The financial year is coming to an end. It means we'll see a whole bunch of policies and adjustments from April 1st. Everything from crayfish, catch limits, and far-mac funding to changes to the living and minimum wages.
Superinootents, working families, students, and beneficiaries are among those who will receive additional support.
On the law in order front, the government's crackdown on drug drivers is set to ramp up, and power bills are expected to increase after the Commerce Commission agreed to let local lines companies charge households and businesses more a couple of years ago.
Today on the front page, NZ Herald Business Editor at Large, Liam Dan is with us to break down what changes are in the works and what it might mean for you and our economy.
So, Liam, a whole bunch of changes to benefits today. Can you run me through a few of them?
Yeah, classic April 1. The stuff that's been announced over the past year or a few months from the government comes into force. Some of the big ones that are going to get noticed are benefits rising.

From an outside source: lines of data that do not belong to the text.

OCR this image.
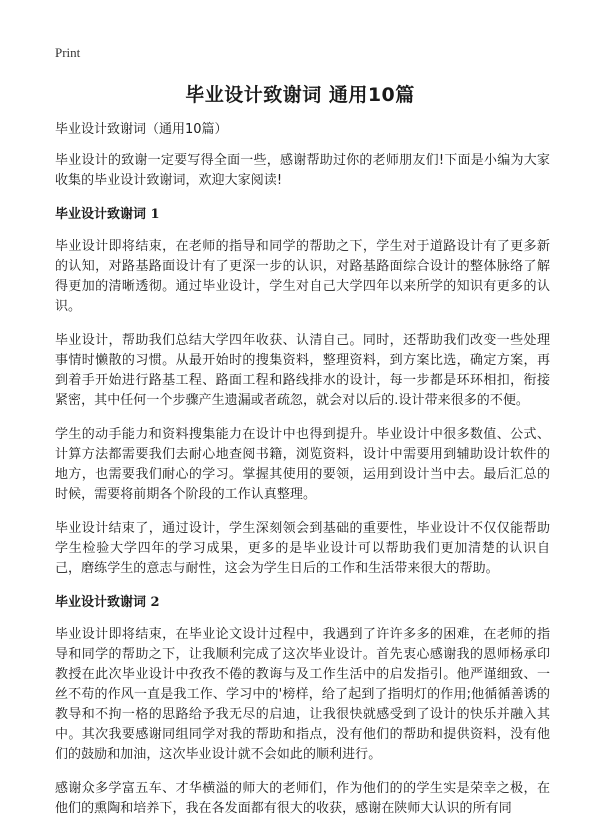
Print
毕业设计致谢词 通用10篇

毕业设计致谢词（通用10篇）

毕业设计的致谢一定要写得全面一些，感谢帮助过你的老师朋友们!下面是小编为大家收集的毕业设计致谢词，欢迎大家阅读!

毕业设计致谢词 1

毕业设计即将结束，在老师的指导和同学的帮助之下，学生对于道路设计有了更多新的认知，对路基路面设计有了更深一步的认识，对路基路面综合设计的整体脉络了解得更加的清晰透彻。通过毕业设计，学生对自己大学四年以来所学的知识有更多的认识。

毕业设计，帮助我们总结大学四年收获、认清自己。同时，还帮助我们改变一些处理事情时懒散的习惯。从最开始时的搜集资料，整理资料，到方案比选，确定方案，再到着手开始进行路基工程、路面工程和路线排水的设计，每一步都是环环相扣，衔接紧密，其中任何一个步骤产生遗漏或者疏忽，就会对以后的.设计带来很多的不便。

学生的动手能力和资料搜集能力在设计中也得到提升。毕业设计中很多数值、公式、计算方法都需要我们去耐心地查阅书籍，浏览资料，设计中需要用到辅助设计软件的地方，也需要我们耐心的学习。掌握其使用的要领，运用到设计当中去。最后汇总的时候，需要将前期各个阶段的工作认真整理。

毕业设计结束了，通过设计，学生深刻领会到基础的重要性，毕业设计不仅仅能帮助学生检验大学四年的学习成果，更多的是毕业设计可以帮助我们更加清楚的认识自己，磨练学生的意志与耐性，这会为学生日后的工作和生活带来很大的帮助。

毕业设计致谢词 2

毕业设计即将结束，在毕业论文设计过程中，我遇到了许许多多的困难，在老师的指导和同学的帮助之下，让我顺利完成了这次毕业设计。首先衷心感谢我的恩师杨承印教授在此次毕业设计中孜孜不倦的教诲与及工作生活中的启发指引。他严谨细致、一丝不苟的作风一直是我工作、学习中的'榜样，给了起到了指明灯的作用;他循循善诱的教导和不拘一格的思路给予我无尽的启迪，让我很快就感受到了设计的快乐并融入其中。其次我要感谢同组同学对我的帮助和指点，没有他们的帮助和提供资料，没有他们的鼓励和加油，这次毕业设计就不会如此的顺利进行。

感谢众多学富五车、才华横溢的师大的老师们，作为他们的的学生实是荣幸之极，在他们的熏陶和培养下，我在各发面都有很大的收获，感谢在陕师大认识的所有同
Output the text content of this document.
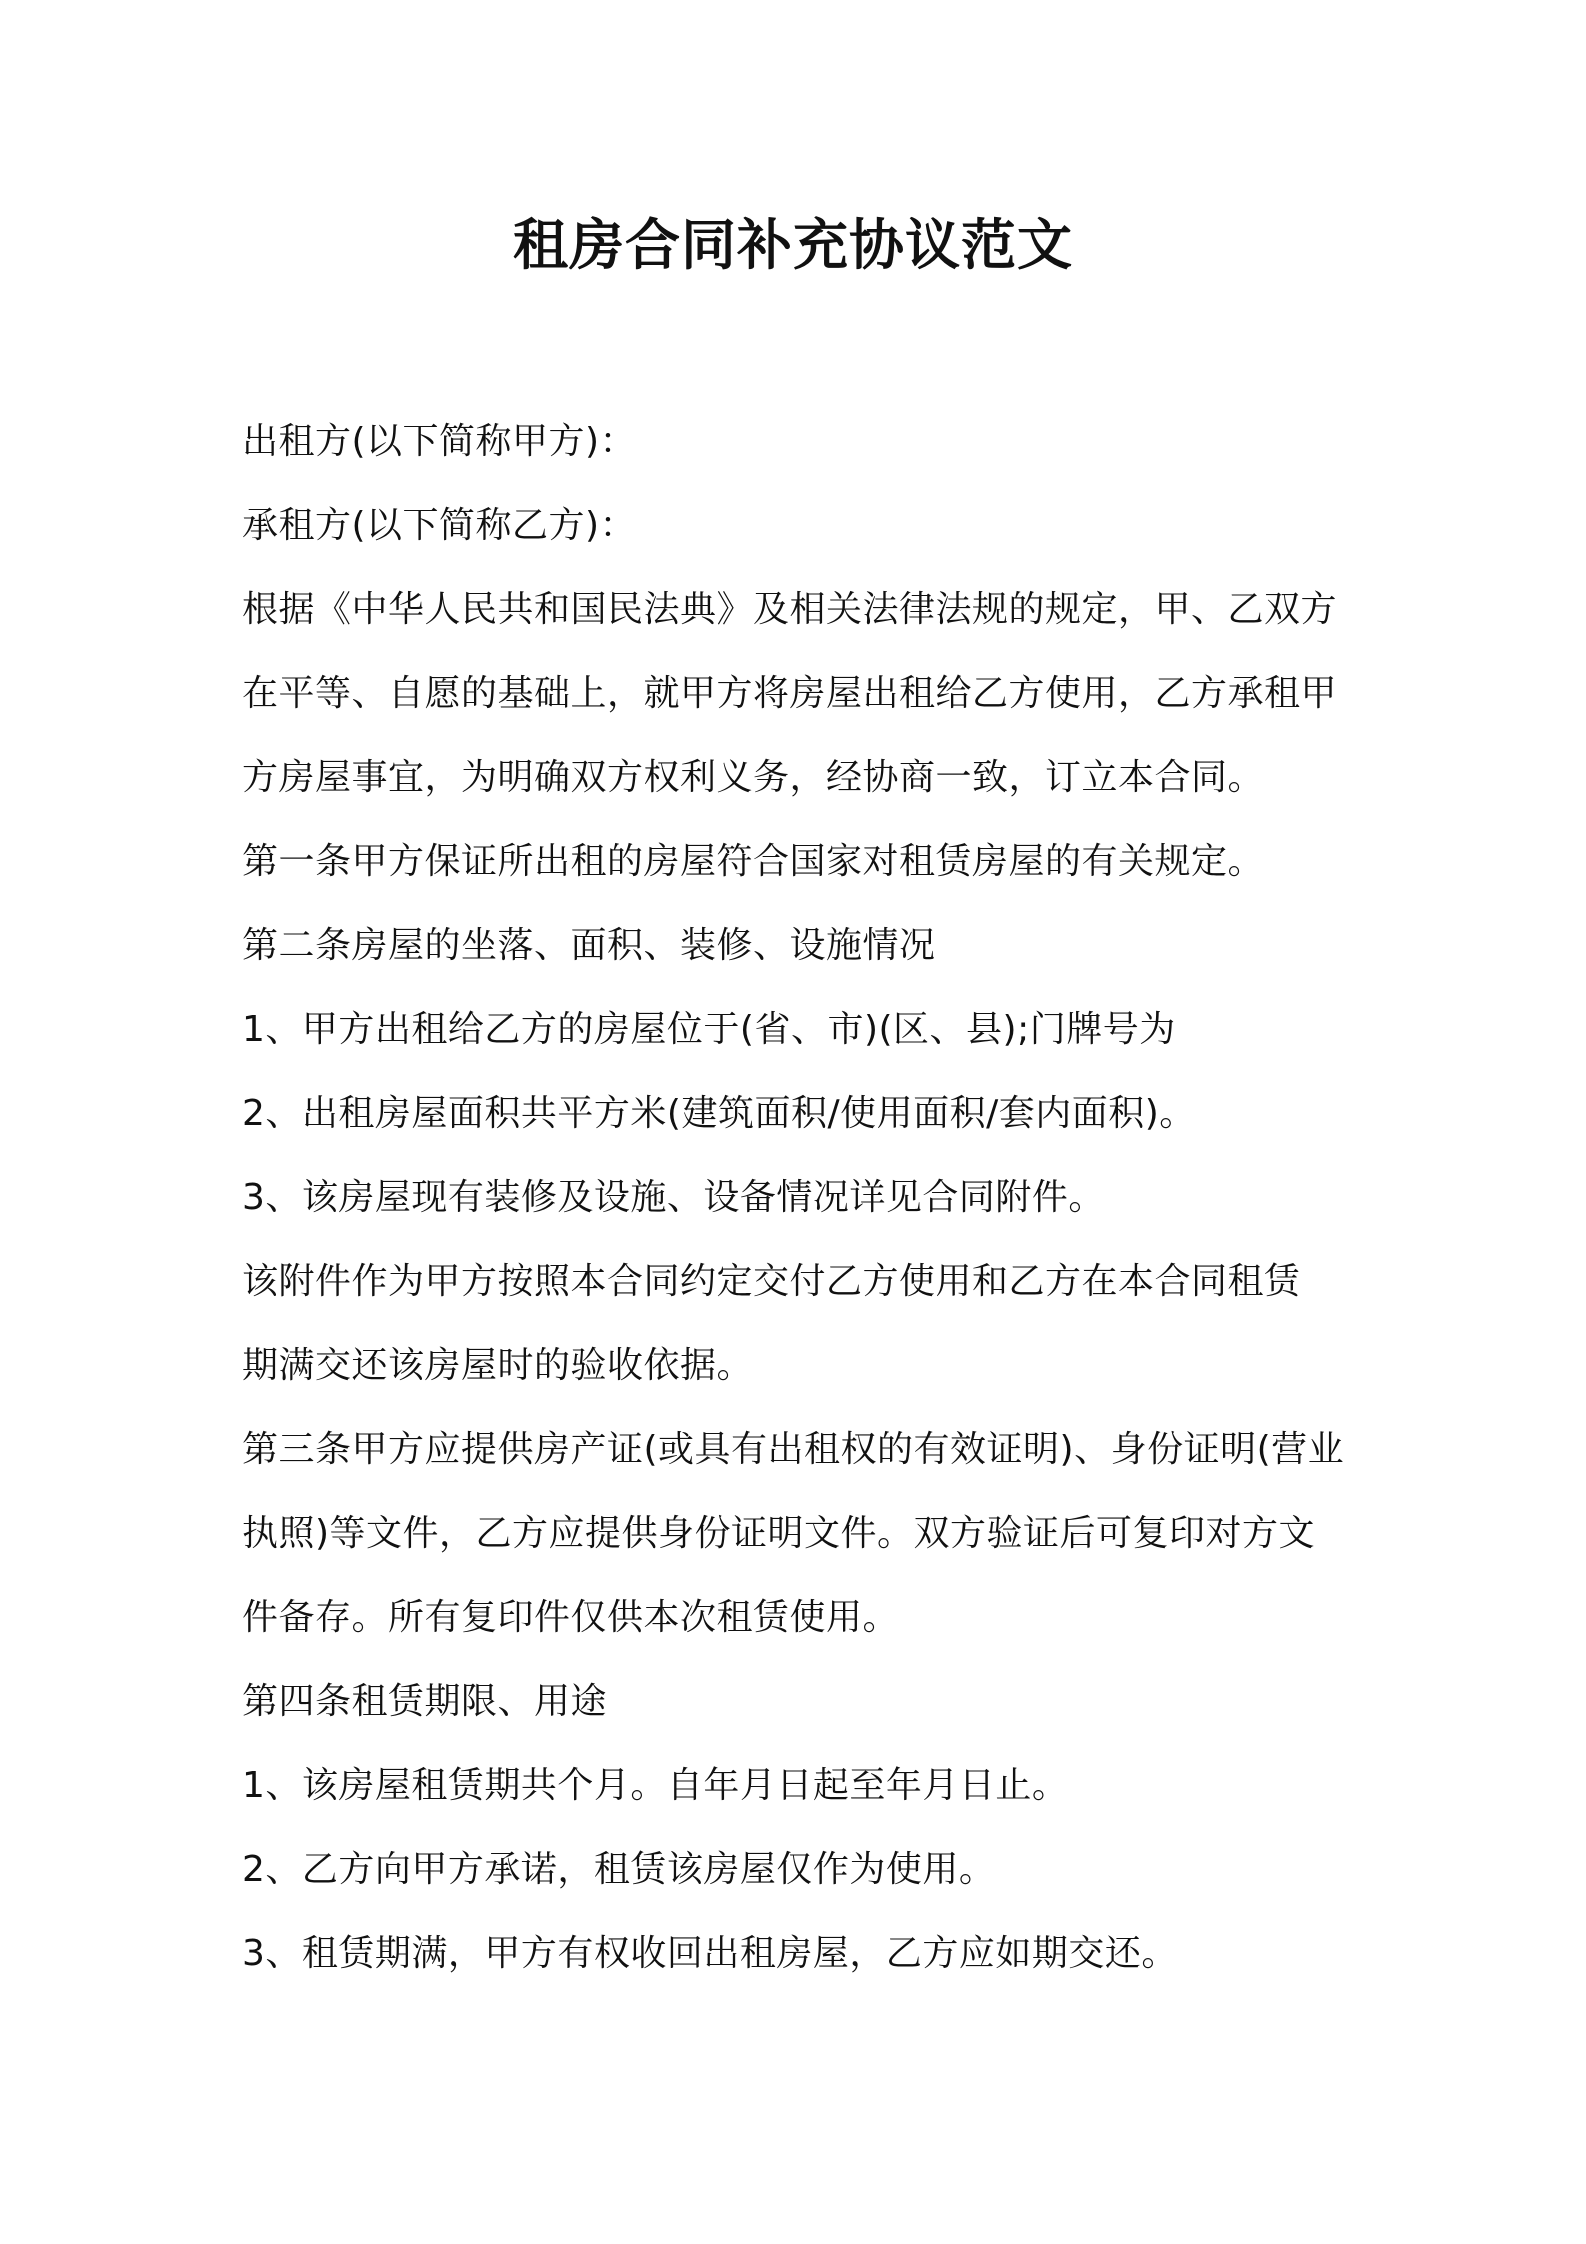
租房合同补充协议范文

出租方(以下简称甲方)：

承租方(以下简称乙方)：

根据《中华人民共和国民法典》及相关法律法规的规定，甲、乙双方

在平等、自愿的基础上，就甲方将房屋出租给乙方使用，乙方承租甲

方房屋事宜，为明确双方权利义务，经协商一致，订立本合同。

第一条甲方保证所出租的房屋符合国家对租赁房屋的有关规定。

第二条房屋的坐落、面积、装修、设施情况

1、甲方出租给乙方的房屋位于(省、市)(区、县);门牌号为

2、出租房屋面积共平方米(建筑面积/使用面积/套内面积)。

3、该房屋现有装修及设施、设备情况详见合同附件。

该附件作为甲方按照本合同约定交付乙方使用和乙方在本合同租赁

期满交还该房屋时的验收依据。

第三条甲方应提供房产证(或具有出租权的有效证明)、身份证明(营业

执照)等文件，乙方应提供身份证明文件。双方验证后可复印对方文

件备存。所有复印件仅供本次租赁使用。

第四条租赁期限、用途

1、该房屋租赁期共个月。自年月日起至年月日止。

2、乙方向甲方承诺，租赁该房屋仅作为使用。

3、租赁期满，甲方有权收回出租房屋，乙方应如期交还。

So, superinootents are going to see some increases. I think something like married couple would qualify for about $50 a fortnight.
You've got changes to the family tax credit. So, that sees eligible families with one child receive an extra $400 a year.
Families with two children, maybe $720 and three children, $1,050. So, if you've got three kids, it's about $20 a week.
Student allowances, if you're lucky enough to get a student allowance, that's $22 a fortnight and beneficiaries, I guess the way this government is, it's never keen to promote the increases in the benefits.
But a single person over 25 on the job seeker support would get $22 extra a fortnight, a couple with children would receive an extra $40 a fortnight on top of the family tax credit.
Those are some quite big changes for those people that they affect. This is going to be a theme of what we talk about today, but you can bet that's being eaten up by inflation and oil costs right now.
Well, this is something that happens every year, right? Is the government actually, you know, has to do this? Can they take credit for it?
I think in a weird sort of way, they're probably kind of taking credit for not doing as much as they have in the past.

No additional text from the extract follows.